Chás de ervas não curaram trejeitos.

Recebeu maus-tratos em casa,
na escola, festas e nas igrejas.

( A cidade ficou escura, as portas se fecharam).

- Fugiu para São Paulo, New York ou Paris?

( Amigas e amigos perguntavam do seu destino)

Voltou com nádegas de espuma
 e os seios fartos de silicone barato.

- Fugiu?
- Não.

Desapareceu de camisola azul,
 seguindo caminhos para lugar nenhum.

Morreu.

Ninguém celebrou a Missa da Piedade
ninguém viu circular dentro da noite,
o rosto fúlgido com machas de sol.

Ninguém derramou a lágrima cínica,
para molhar as flores de pano.

Morreu pneumônica, anêmica, aidética.
Pálida solidônia do hospício urbano.

Morreu lentamente.
Em casa, no beco, nos braços da polícia
e na malícia dos moleques donos da rua.

Banhou-se no cuspe e no escarro dos filhos de Deus.
Ninguém ouviu relatos de amores rolados na lama.

II

Subiu aos céus iluminada pelos faróis das locomotivas.
Morreu sacrificada pela honra e glória das almas tortas.

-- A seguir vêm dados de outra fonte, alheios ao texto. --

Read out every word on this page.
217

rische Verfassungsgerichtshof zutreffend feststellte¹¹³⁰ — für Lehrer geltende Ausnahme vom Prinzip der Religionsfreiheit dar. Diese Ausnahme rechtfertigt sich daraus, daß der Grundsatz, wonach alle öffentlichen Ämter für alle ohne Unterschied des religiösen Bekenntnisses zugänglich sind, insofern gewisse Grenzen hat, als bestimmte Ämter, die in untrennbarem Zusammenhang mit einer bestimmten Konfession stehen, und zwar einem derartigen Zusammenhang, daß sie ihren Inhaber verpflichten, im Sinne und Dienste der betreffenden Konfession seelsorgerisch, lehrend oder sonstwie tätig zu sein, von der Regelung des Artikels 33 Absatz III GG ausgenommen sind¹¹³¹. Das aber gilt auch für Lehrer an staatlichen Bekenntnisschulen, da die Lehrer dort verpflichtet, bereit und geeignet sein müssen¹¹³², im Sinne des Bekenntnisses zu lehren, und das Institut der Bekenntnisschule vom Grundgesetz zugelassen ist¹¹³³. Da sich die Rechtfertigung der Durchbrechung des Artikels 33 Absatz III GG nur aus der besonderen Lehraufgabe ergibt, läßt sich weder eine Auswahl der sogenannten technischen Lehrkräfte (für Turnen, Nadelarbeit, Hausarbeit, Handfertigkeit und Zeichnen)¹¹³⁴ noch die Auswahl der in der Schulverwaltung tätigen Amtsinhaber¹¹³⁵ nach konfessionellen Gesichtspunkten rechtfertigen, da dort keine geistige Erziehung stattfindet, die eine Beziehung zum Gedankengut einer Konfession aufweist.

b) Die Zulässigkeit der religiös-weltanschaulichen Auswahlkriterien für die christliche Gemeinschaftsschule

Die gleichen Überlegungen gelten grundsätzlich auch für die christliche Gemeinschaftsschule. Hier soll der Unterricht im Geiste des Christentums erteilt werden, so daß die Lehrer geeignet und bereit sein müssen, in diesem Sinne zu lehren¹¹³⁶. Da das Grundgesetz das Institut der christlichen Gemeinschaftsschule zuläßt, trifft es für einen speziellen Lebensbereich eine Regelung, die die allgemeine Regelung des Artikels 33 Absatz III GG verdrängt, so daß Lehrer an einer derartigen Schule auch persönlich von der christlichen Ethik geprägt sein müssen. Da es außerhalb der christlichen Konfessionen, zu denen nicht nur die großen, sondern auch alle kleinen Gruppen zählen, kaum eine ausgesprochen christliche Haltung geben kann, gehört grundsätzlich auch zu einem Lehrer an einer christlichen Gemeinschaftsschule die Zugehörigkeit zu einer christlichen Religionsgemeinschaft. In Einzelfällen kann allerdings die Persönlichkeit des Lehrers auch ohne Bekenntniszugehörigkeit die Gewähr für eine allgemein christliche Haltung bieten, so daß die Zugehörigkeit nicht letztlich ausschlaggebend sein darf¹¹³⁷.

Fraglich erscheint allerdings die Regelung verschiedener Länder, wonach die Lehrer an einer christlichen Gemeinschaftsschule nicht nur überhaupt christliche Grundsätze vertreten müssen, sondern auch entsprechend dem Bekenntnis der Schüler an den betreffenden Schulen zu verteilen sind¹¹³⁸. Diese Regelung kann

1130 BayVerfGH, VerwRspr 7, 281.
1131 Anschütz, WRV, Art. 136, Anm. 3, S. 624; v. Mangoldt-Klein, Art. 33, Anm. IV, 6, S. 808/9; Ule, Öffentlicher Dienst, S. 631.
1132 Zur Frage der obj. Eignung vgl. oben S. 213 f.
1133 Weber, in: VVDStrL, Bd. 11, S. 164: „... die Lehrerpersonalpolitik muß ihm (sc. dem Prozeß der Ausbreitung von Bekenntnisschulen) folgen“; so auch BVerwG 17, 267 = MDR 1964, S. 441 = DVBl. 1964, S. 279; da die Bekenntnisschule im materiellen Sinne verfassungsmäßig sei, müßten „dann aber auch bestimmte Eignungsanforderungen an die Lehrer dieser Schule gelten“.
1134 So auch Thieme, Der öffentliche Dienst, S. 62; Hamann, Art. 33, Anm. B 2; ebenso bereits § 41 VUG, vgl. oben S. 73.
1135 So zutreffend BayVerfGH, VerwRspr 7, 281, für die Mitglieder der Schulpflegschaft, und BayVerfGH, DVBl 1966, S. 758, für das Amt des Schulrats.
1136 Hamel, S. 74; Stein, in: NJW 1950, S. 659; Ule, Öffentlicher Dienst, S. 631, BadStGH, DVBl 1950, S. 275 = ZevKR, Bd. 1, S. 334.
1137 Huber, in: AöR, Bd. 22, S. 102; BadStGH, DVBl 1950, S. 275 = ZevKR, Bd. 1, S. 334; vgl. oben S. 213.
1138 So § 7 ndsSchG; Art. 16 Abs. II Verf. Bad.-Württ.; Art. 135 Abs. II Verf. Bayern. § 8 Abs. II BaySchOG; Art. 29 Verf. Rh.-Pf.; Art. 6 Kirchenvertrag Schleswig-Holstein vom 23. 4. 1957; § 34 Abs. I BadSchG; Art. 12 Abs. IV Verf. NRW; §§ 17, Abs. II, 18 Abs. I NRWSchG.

Ó, Silvia! Santa Senhora dos Bêbados Sem Grana.
Salvai todos aqueles que nada sabem
 dos martírios dos santos.

Não somos donos de nada.
Tudo é poeira ao vento.

Somos covardes.
Adormecemos nas igrejas,
ocultamos nossos pecados,
adoramos nossas máscaras.
Nada falamos das virtudes
da fuga dos ladrões
com lampiões acesos.

Celebramos uma vida iluminada,
cantamos com alegria todos os hinos.
Somos criminosos, safados, impiedosos.
Não beijamos as senhoras,
santas almas dos prostíbulos.

Sabem do cheiro fétido da carne humana,
do que todos os sábios do mundo.

Ó, Silvia! Nossa Senhora do Beco!
Mostrai aos homens a origem dos pecados.
Descei sobre nuvens douradas.
Agasalhai-nos no teu manto
bordado de cristais.

Dai-nos  as hóstias dos céus.
Ó, Silvia! Santa iluminada.

Livrai-nos de todas as culpas.
Cantai hosanas frenéticas.

Libertai-nos  da oração sem mistério.
Atendei nossas súplicas.
Dai-nos forças para beijarmos
com lábios de lâminas,
 a boca suja dos homens.

Amém.

quinta-feira, 19 de março de 2015

A Moça da Janela



A moça da janela
Vive calada. Guarda
na dobra das saias
 a saudade das festas.

Carrega nos olhos
 sombra e tristeza,
atrás dos óculos
pesados e escuros.

Em segredo, namora
o moço, funcionário
do Banco.

Sonha em cores,
beija retratos.

Num dia nublado,
fechou a janela.

Foi vista numa loja
perto da rodoviária.

Comprou sandálias
vermelhas, brincos
de pérolas e rubis.

 Na igreja
de N. S. das Neves,
fez longos pedidos.

Às seis horas da tarde,
descansa os cotovelos.
Espera sentada o moço
bonito do caixa do banco.

 

quarta-feira, 18 de março de 2015

O amor nas mãos


A verdade do amor
não corta caminhos.

Não quebra vidraças.
Mostra-se nas praças.

Revela-se no vento,
nas linhas do tempo,
 uma vida nas mãos.

Na rua


Na rua cantaram poemas
 sem títulos nas páginas.

Víamos nos bares,
um jogo de contas,
um terço de mágoas.

Caminhos seguiram
um menino calado.

Viram seus olhos
meu rosto cansado.

Havia medo e pranto
nos sonhos contados.

Os dedos apagaram
as cores do  mundo.

Segredos e pecados
as mãos revelaram.

 

terça-feira, 17 de março de 2015

É preciso dançar



É preciso dançar
e guardar no rosto,
o cheiro da chuva.

Dance no vento,
e nas ondas do mar.

Célebres são os passos

Liberte o humor
no seu olhar.

Dance.
 Livre é o corpo
na terra, no ar.

 

Molduras




Pintura mínima,
moldura máxima.

O brilho acima
da fina pasta.

Na rosa face
a hora passa.

 No falso abraço
o amor é  lasso.

Nem tudo é graça,
nem tudo é dor.

Na tela gasta,
o tom da cor
apaga beijos.

segunda-feira, 16 de março de 2015


A Inspiração


A fagulha queima a palha.
Tece a chama sem agulha,
fios de nylon e algodão.

Na escuridão, os dedos
tocam tecidos, bordam
destinos na mão.

Borbulha a nata do leite,
na hora do café e do pão.

A velha mortalha embola.
Embora a tarde escreva
versos sem  inspiração.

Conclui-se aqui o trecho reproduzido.